Registered in the Bahamas, the company controls 85.55% of Spurs and has also bought stakes in Rangers, Slavia Prague, AEK Athens, FC Basel and Vicenza Calcio.
While his fortune is a closely guarded secret, Levy earned £6m in his role last season.
Football club owners: Watford
For a long time, Watford had one of the most famous owners in English football in singer Sir Elton John, but since 2012 the club has been run by the Pozzo family.
Italian businessman Giampaolo Pozzo, 77, bought the club before transferring duties to his son Gino Pozzo.
The elder Pozzo made his money with tool maker Freud, which was sold to Robert Bosch in 2008.
Football club owners: West Ham United
The duo at the helm of West Ham have had great success in business of a more “adult” nature.
David Gold owns Gold Group International, the parent company of sex toys and lingerie retailer Ann Summers.
He also partnered with fellow Hammers owner David Sullivan in his first business venture of selling soft pornography photographs.

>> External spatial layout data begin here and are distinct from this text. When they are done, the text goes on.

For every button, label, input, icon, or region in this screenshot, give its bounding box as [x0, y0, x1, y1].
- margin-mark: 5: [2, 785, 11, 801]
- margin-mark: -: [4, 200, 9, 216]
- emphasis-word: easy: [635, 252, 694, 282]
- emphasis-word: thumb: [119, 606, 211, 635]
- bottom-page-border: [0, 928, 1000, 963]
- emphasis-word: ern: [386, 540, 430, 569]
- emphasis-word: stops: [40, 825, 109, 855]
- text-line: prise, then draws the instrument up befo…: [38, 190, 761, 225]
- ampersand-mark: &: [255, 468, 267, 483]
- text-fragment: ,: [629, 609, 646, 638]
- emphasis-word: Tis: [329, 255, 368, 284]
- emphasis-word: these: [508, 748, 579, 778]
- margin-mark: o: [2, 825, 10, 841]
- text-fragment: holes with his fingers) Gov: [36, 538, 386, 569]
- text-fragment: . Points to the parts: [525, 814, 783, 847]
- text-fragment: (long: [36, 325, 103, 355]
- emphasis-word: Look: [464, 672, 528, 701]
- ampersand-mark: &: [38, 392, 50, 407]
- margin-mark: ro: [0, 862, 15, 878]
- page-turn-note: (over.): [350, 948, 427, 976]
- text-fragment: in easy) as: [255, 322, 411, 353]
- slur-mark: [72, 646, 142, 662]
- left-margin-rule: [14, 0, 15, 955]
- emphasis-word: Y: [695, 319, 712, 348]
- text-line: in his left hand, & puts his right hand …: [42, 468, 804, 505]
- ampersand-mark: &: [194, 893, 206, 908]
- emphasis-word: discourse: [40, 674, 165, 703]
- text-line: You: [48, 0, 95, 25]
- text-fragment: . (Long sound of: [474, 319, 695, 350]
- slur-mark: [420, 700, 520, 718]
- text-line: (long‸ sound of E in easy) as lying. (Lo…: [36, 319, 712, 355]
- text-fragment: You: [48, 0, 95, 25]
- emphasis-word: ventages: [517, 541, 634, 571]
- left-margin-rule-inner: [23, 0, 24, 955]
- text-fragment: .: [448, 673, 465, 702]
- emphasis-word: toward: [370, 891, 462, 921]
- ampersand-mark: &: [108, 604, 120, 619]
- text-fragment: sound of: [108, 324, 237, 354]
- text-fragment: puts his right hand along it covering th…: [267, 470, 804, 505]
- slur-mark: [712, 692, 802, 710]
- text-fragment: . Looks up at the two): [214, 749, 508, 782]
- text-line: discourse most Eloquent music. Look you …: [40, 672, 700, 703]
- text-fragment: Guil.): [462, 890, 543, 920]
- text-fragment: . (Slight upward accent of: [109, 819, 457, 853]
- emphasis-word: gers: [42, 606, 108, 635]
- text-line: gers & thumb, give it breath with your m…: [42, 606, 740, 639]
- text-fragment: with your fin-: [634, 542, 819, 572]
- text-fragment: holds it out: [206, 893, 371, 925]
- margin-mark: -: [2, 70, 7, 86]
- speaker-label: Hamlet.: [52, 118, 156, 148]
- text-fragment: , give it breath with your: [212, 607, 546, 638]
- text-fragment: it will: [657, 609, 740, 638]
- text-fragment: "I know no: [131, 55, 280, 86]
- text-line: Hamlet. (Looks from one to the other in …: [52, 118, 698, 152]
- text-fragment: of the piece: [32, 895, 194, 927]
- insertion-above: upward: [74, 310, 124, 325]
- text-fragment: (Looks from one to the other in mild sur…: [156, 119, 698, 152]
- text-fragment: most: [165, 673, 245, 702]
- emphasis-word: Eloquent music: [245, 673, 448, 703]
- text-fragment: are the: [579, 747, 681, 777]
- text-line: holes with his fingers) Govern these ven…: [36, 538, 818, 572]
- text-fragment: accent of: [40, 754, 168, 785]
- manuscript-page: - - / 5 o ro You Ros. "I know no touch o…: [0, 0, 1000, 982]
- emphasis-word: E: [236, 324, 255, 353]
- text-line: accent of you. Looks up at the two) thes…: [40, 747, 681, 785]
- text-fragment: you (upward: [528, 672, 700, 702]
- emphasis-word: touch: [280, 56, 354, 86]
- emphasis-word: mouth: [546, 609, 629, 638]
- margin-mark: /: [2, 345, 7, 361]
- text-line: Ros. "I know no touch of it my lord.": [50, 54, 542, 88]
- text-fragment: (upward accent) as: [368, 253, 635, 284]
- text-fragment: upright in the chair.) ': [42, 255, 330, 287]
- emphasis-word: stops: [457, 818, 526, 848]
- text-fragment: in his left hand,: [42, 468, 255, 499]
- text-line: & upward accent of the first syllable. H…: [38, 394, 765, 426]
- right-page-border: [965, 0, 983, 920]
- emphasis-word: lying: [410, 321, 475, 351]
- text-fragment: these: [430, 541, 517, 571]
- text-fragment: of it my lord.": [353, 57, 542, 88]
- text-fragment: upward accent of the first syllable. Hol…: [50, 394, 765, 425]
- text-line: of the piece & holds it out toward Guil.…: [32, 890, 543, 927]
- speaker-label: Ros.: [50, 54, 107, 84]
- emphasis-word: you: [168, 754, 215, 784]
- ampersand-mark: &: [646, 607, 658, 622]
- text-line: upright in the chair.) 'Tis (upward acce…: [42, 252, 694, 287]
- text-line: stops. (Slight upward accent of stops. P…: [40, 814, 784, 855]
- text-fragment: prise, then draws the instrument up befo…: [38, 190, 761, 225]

This expanded into sex shops, adult magazines and low-budget blue movies. From 1986 to 2007, he also owned the Daily Sport and Sunday Sport.
Together, the two Davids had an estimated £1.5bn valuation in the 2017 Sunday Times Rich List.
Football club owners: Wolverhampton Wanderers
Chinese conglomerate Fosun International bought Wolves in 2016 when it was in the Championship but bankrolled the club’s emphatic promotion to the Premier League last season.
The Shanghai-based company was founded in 1992 by Guo Guangchang and four others, with its current CEO Wang Qunbin.
Guangchang, 49, had an estimated personal wealth of £4.1bn two years ago, making him the 17th richest man in China.
Fosun’s business covers industrial operations, investment, asset management, insurance, real estate, healthcare and entertainment, with numerous subsidies in each sector.
In accounts posted in March this year, the group had a profit of £1.5bn and its overall worth was £60bn.